Molecular dynamics study on improvement effect of polyethylene terephthalate on adhesive properties of asphalt and cement-based composite interface

Revealing the bonding mechanism between asphalt and cement-based materials is crucial for understanding the strength formation of semi-flexible pavement (SFP) materials and improving the performance indicators of SFP roads. Based on molecular dynamics simulation, the interface models of calcium silicate hydrogel (C-S-H) with virgin asphalt, polyethylene terephthalate (PET)-modified, and PET additive (PETA)-modified asphalt were established. At the molecular scale, the adsorption energy was used to predict the bond strength of the three interfaces, the radial distribution function was used to explore the interaction mode and stability of the interface and the static structure characteristics of the interface were analyzed in combination with the relative concentration. Finally, the interface's dynamic behaviour was analyzed through mean square displacement and diffusion coefficient.

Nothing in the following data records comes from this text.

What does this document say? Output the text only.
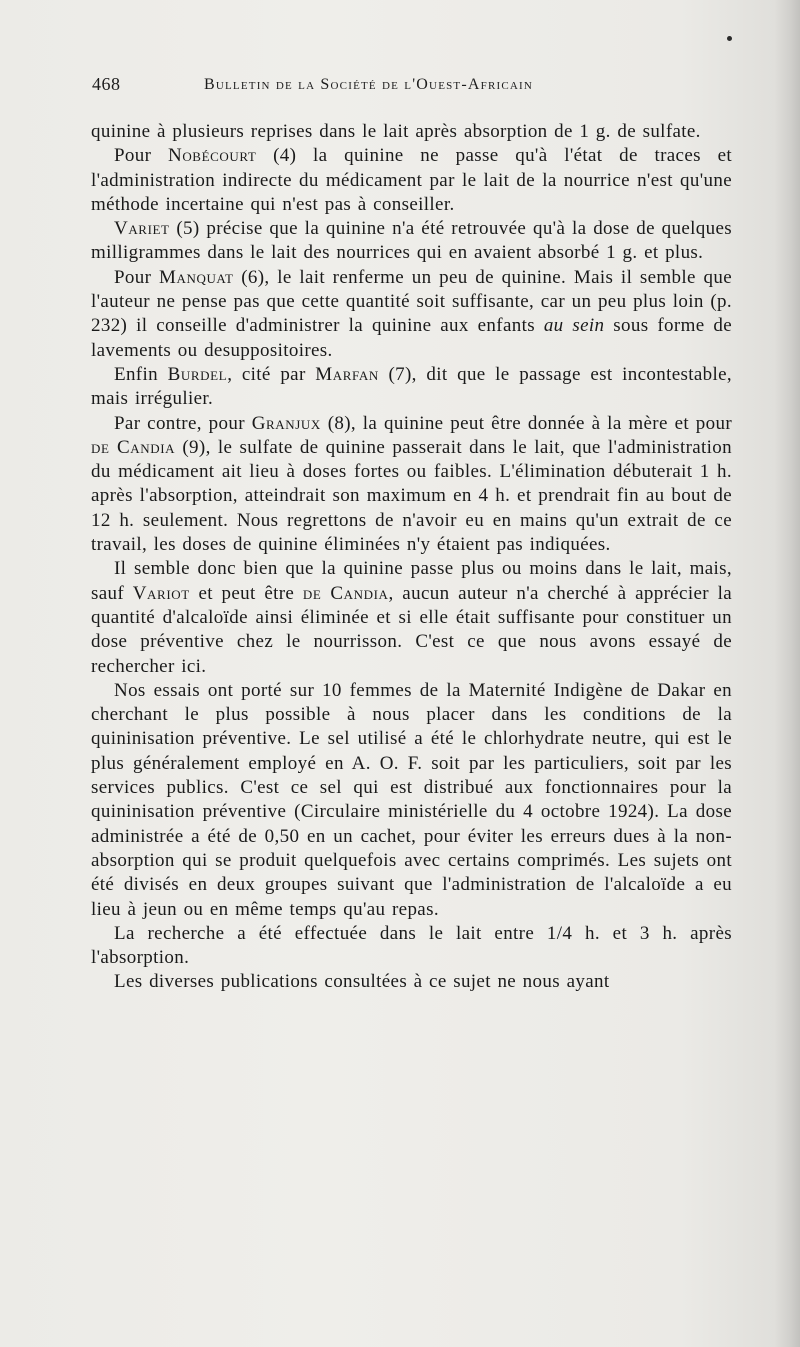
468	Bulletin de la Société de l'Ouest-Africain

quinine à plusieurs reprises dans le lait après absorption de 1 g. de sulfate.

Pour Nobécourt (4) la quinine ne passe qu'à l'état de traces et l'administration indirecte du médicament par le lait de la nourrice n'est qu'une méthode incertaine qui n'est pas à conseiller.

Variet (5) précise que la quinine n'a été retrouvée qu'à la dose de quelques milligrammes dans le lait des nourrices qui en avaient absorbé 1 g. et plus.

Pour Manquat (6), le lait renferme un peu de quinine. Mais il semble que l'auteur ne pense pas que cette quantité soit suffisante, car un peu plus loin (p. 232) il conseille d'administrer la quinine aux enfants au sein sous forme de lavements ou desuppositoires.

Enfin Burdel, cité par Marfan (7), dit que le passage est incontestable, mais irrégulier.

Par contre, pour Granjux (8), la quinine peut être donnée à la mère et pour de Candia (9), le sulfate de quinine passerait dans le lait, que l'administration du médicament ait lieu à doses fortes ou faibles. L'élimination débuterait 1 h. après l'absorption, atteindrait son maximum en 4 h. et prendrait fin au bout de 12 h. seulement. Nous regrettons de n'avoir eu en mains qu'un extrait de ce travail, les doses de quinine éliminées n'y étaient pas indiquées.

Il semble donc bien que la quinine passe plus ou moins dans le lait, mais, sauf Variot et peut être de Candia, aucun auteur n'a cherché à apprécier la quantité d'alcaloïde ainsi éliminée et si elle était suffisante pour constituer un dose préventive chez le nourrisson. C'est ce que nous avons essayé de rechercher ici.

Nos essais ont porté sur 10 femmes de la Maternité Indigène de Dakar en cherchant le plus possible à nous placer dans les conditions de la quininisation préventive. Le sel utilisé a été le chlorhydrate neutre, qui est le plus généralement employé en A. O. F. soit par les particuliers, soit par les services publics. C'est ce sel qui est distribué aux fonctionnaires pour la quininisation préventive (Circulaire ministérielle du 4 octobre 1924). La dose administrée a été de 0,50 en un cachet, pour éviter les erreurs dues à la non-absorption qui se produit quelquefois avec certains comprimés. Les sujets ont été divisés en deux groupes suivant que l'administration de l'alcaloïde a eu lieu à jeun ou en même temps qu'au repas.

La recherche a été effectuée dans le lait entre 1/4 h. et 3 h. après l'absorption.

Les diverses publications consultées à ce sujet ne nous ayant
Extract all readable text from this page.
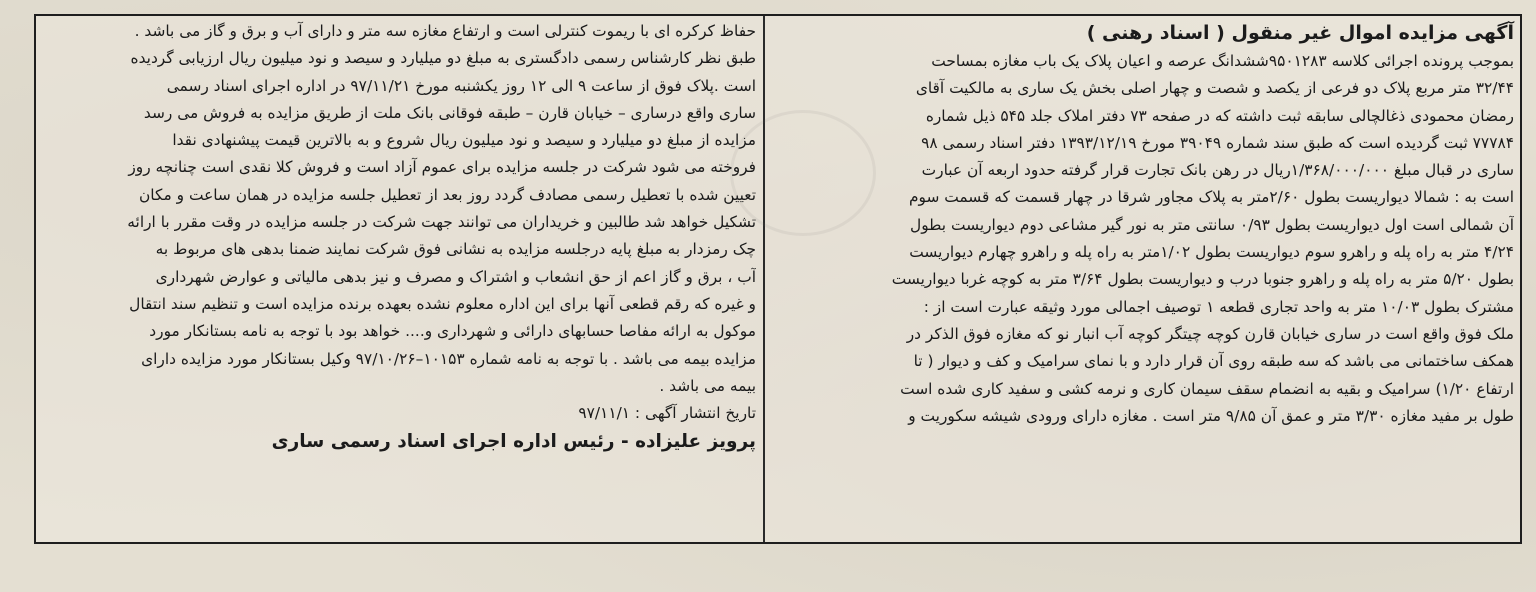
آگهی مزایده اموال غیر منقول ( اسناد رهنی )
بموجب پرونده اجرائی کلاسه ۹۵۰۱۲۸۳ششدانگ عرصه و اعیان پلاک یک باب مغازه بمساحت
۳۲/۴۴ متر مربع پلاک دو فرعی از یکصد و شصت و چهار اصلی بخش یک ساری به مالکیت آقای
رمضان محمودی ذغالچالی سابقه ثبت داشته که در صفحه ۷۳ دفتر املاک جلد ۵۴۵ ذیل شماره
۷۷۷۸۴ ثبت گردیده است که طبق سند شماره ۳۹۰۴۹ مورخ ۱۳۹۳/۱۲/۱۹ دفتر اسناد رسمی ۹۸
ساری در قبال مبلغ ۱/۳۶۸/۰۰۰/۰۰۰ریال در رهن بانک تجارت قرار گرفته حدود اربعه آن عبارت
است به : شمالا دیواریست بطول ۲/۶۰متر به پلاک مجاور شرقا در چهار قسمت که قسمت سوم
آن شمالی است اول دیواریست بطول ۰/۹۳ سانتی متر به نور گیر مشاعی دوم دیواریست بطول
۴/۲۴ متر به راه پله و راهرو سوم دیواریست بطول ۱/۰۲متر به راه پله و راهرو چهارم دیواریست
بطول ۵/۲۰ متر به راه پله و راهرو جنوبا درب و دیواریست بطول ۳/۶۴ متر به کوچه غربا دیواریست
مشترک بطول ۱۰/۰۳ متر به واحد تجاری قطعه ۱ توصیف اجمالی مورد وثیقه عبارت است از :
ملک فوق واقع است در ساری خیابان قارن کوچه چیتگر کوچه آب انبار نو که مغازه فوق الذکر در
همکف ساختمانی می باشد که سه طبقه روی آن قرار دارد و با نمای سرامیک و کف و دیوار ( تا
ارتفاع ۱/۲۰) سرامیک و بقیه به انضمام سقف سیمان کاری و نرمه کشی و سفید کاری شده است
طول بر مفید مغازه ۳/۳۰ متر و عمق آن ۹/۸۵ متر است . مغازه دارای ورودی شیشه سکوریت و
حفاظ کرکره ای با ریموت کنترلی است و ارتفاع مغازه سه متر و دارای آب و برق و گاز می باشد .
طبق نظر کارشناس رسمی دادگستری به مبلغ دو میلیارد و سیصد و نود میلیون ریال ارزیابی گردیده
است .پلاک فوق از ساعت ۹ الی ۱۲ روز یکشنبه مورخ ۹۷/۱۱/۲۱ در اداره اجرای اسناد رسمی
ساری واقع درساری – خیابان قارن – طبقه فوقانی بانک ملت از طریق مزایده به فروش می رسد
مزایده از مبلغ دو میلیارد و سیصد و نود میلیون ریال شروع و به بالاترین قیمت پیشنهادی نقدا
فروخته می شود شرکت در جلسه مزایده برای عموم آزاد است و فروش کلا نقدی است چنانچه روز
تعیین شده با تعطیل رسمی مصادف گردد روز بعد از تعطیل جلسه مزایده در همان ساعت و مکان
تشکیل خواهد شد طالبین و خریداران می توانند جهت شرکت در جلسه مزایده در وقت مقرر با ارائه
چک رمزدار به مبلغ پایه درجلسه مزایده به نشانی فوق شرکت نمایند ضمنا بدهی های مربوط به
آب ، برق و گاز اعم از حق انشعاب و اشتراک و مصرف و نیز بدهی مالیاتی و عوارض شهرداری
و غیره که رقم قطعی آنها برای این اداره معلوم نشده بعهده برنده مزایده است و تنظیم سند انتقال
موکول به ارائه مفاصا حسابهای دارائی و شهرداری و.... خواهد بود با توجه به نامه بستانکار مورد
مزایده بیمه می باشد . با توجه به نامه شماره ۱۰۱۵۳–۹۷/۱۰/۲۶ وکیل بستانکار مورد مزایده دارای
بیمه می باشد .
تاریخ انتشار آگهی : ۹۷/۱۱/۱
پرویز علیزاده - رئیس اداره اجرای اسناد رسمی ساری
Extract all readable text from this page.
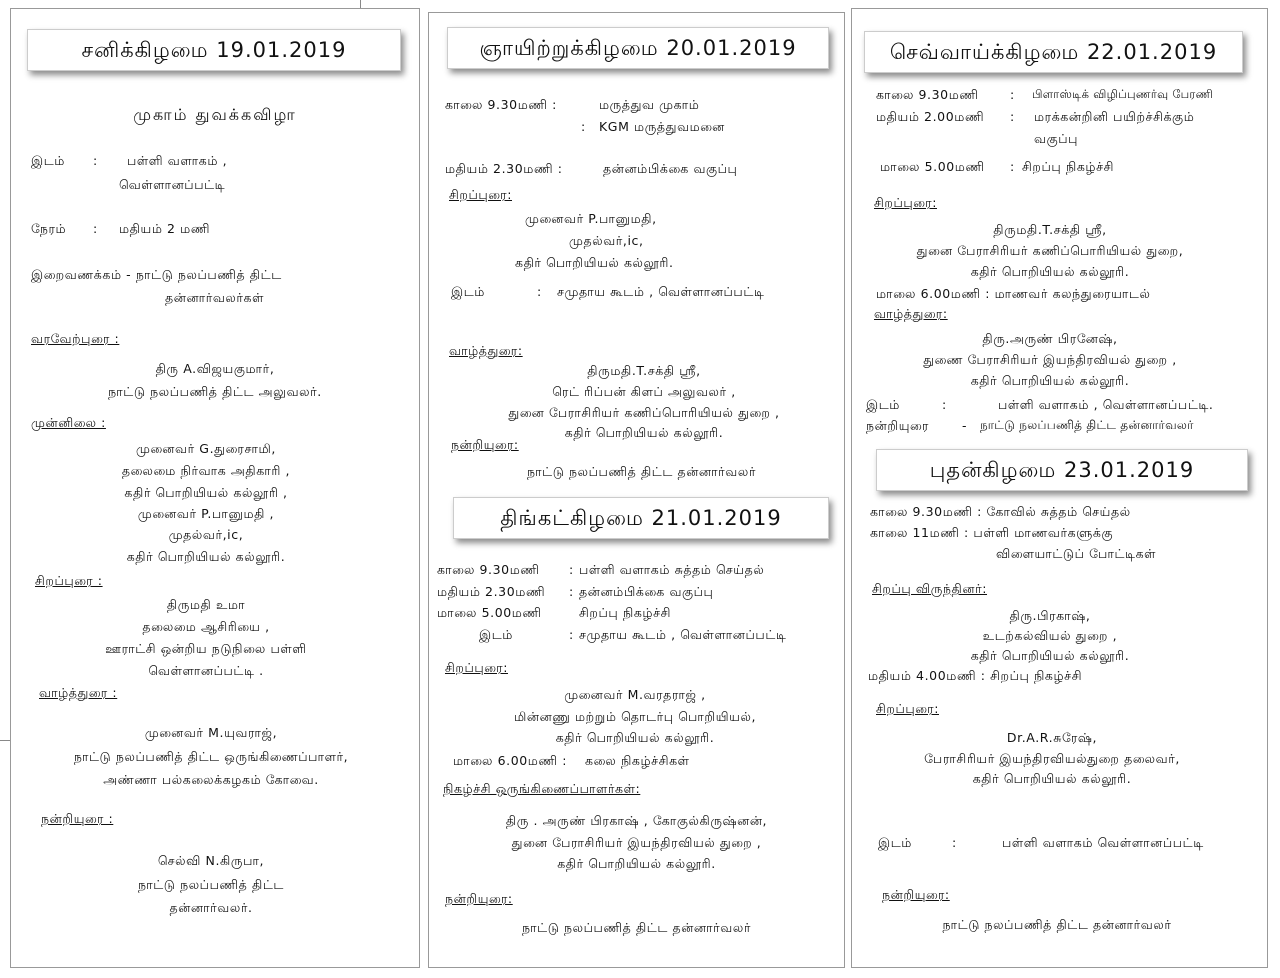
சனிக்கிழமை 19.01.2019
முகாம் துவக்கவிழா
இடம் : பள்ளி வளாகம் ,
வெள்ளானப்பட்டி
நேரம் : மதியம் 2 மணி
இறைவணக்கம் - நாட்டு நலப்பணித் திட்ட
தன்னார்வலர்கள்
வரவேற்புரை :
திரு A.விஜயகுமார்,
நாட்டு நலப்பணித் திட்ட அலுவலர்.
முன்னிலை :
முனைவர் G.துரைசாமி,
தலைமை நிர்வாக அதிகாரி ,
கதிர் பொறியியல் கல்லூரி ,
முனைவர் P.பானுமதி ,
முதல்வர்,ic,
கதிர் பொறியியல் கல்லூரி.
சிறப்புரை :
திருமதி உமா
தலைமை ஆசிரியை ,
ஊராட்சி ஒன்றிய நடுநிலை பள்ளி
வெள்ளானப்பட்டி .
வாழ்த்துரை :
முனைவர் M.யுவராஜ்,
நாட்டு நலப்பணித் திட்ட ஒருங்கிணைப்பாளர்,
அண்ணா பல்கலைக்கழகம் கோவை.
நன்றியுரை :
செல்வி N.கிருபா,
நாட்டு நலப்பணித் திட்ட
தன்னார்வலர்.
ஞாயிற்றுக்கிழமை 20.01.2019
காலை 9.30மணி :	மருத்துவ முகாம்
: KGM மருத்துவமனை
மதியம் 2.30மணி :	தன்னம்பிக்கை வகுப்பு
சிறப்புரை:
முனைவர் P.பானுமதி,
முதல்வர்,ic,
கதிர் பொறியியல் கல்லூரி.
இடம்	: சமுதாய கூடம் , வெள்ளானப்பட்டி
வாழ்த்துரை:
திருமதி.T.சக்தி ஸ்ரீ,
ரெட் ரிப்பன் கிளப் அலுவலர் ,
துனை பேராசிரியர் கணிப்பொரியியல் துறை ,
கதிர் பொறியியல் கல்லூரி.
நன்றியுரை:
நாட்டு நலப்பணித் திட்ட தன்னார்வலர்
திங்கட்கிழமை 21.01.2019
காலை 9.30மணி : பள்ளி வளாகம் சுத்தம் செய்தல்
மதியம் 2.30மணி : தன்னம்பிக்கை வகுப்பு
மாலை 5.00மணி	சிறப்பு நிகழ்ச்சி
இடம்	: சமுதாய கூடம் , வெள்ளானப்பட்டி
சிறப்புரை:
முனைவர் M.வரதராஜ் ,
மின்னணு மற்றும் தொடர்பு பொறியியல்,
கதிர் பொறியியல் கல்லூரி.
மாலை 6.00மணி : கலை நிகழ்ச்சிகள்
நிகழ்ச்சி ஒருங்கிணைப்பாளர்கள்:
திரு . அருண் பிரகாஷ் , கோகுல்கிருஷ்னன்,
துனை பேராசிரியர் இயந்திரவியல் துறை ,
கதிர் பொறியியல் கல்லூரி.
நன்றியுரை:
நாட்டு நலப்பணித் திட்ட தன்னார்வலர்
செவ்வாய்க்கிழமை 22.01.2019
காலை 9.30மணி	: பிளாஸ்டிக் விழிப்புணர்வு பேரணி
மதியம் 2.00மணி : மரக்கன்றினி பயிற்ச்சிக்கும்
வகுப்பு
மாலை 5.00மணி : சிறப்பு நிகழ்ச்சி
சிறப்புரை:
திருமதி.T.சக்தி ஸ்ரீ,
துனை பேராசிரியர் கணிப்பொரியியல் துறை,
கதிர் பொறியியல் கல்லூரி.
மாலை 6.00மணி : மாணவர் கலந்துரையாடல்
வாழ்த்துரை:
திரு.அருண் பிரனேஷ்,
துணை பேராசிரியர் இயந்திரவியல் துறை ,
கதிர் பொறியியல் கல்லூரி.
இடம்	:	பள்ளி வளாகம் , வெள்ளானப்பட்டி.
நன்றியுரை	- நாட்டு நலப்பணித் திட்ட தன்னார்வலர்
புதன்கிழமை 23.01.2019
காலை 9.30மணி : கோவில் சுத்தம் செய்தல்
காலை 11மணி : பள்ளி மாணவர்களுக்கு
விளையாட்டுப் போட்டிகள்
சிறப்பு விருந்தினர்:
திரு.பிரகாஷ்,
உடற்கல்வியல் துறை ,
கதிர் பொறியியல் கல்லூரி.
மதியம் 4.00மணி : சிறப்பு நிகழ்ச்சி
சிறப்புரை:
Dr.A.R.சுரேஷ்,
பேராசிரியர் இயந்திரவியல்துறை தலைவர்,
கதிர் பொறியியல் கல்லூரி.
இடம்	:	பள்ளி வளாகம் வெள்ளானப்பட்டி
நன்றியுரை:
நாட்டு நலப்பணித் திட்ட தன்னார்வலர்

The simulation results show that after adding PET and PETA, the adhesion energy between the asphalt and C-S-H gel increases by 0.72% and 17%, respectively. Modified asphalt has a smaller interfacial interaction zone and faster molecular diffusion than virgin asphalt. In addition, the interface system containing PETA exhibits stronger hydrogen bonding and significant homopolar aggregation behaviour. Overall, the adsorption effect of PETA-modified asphalt on cement-based materials was better than that of PET-modified asphalt and raw asphalt.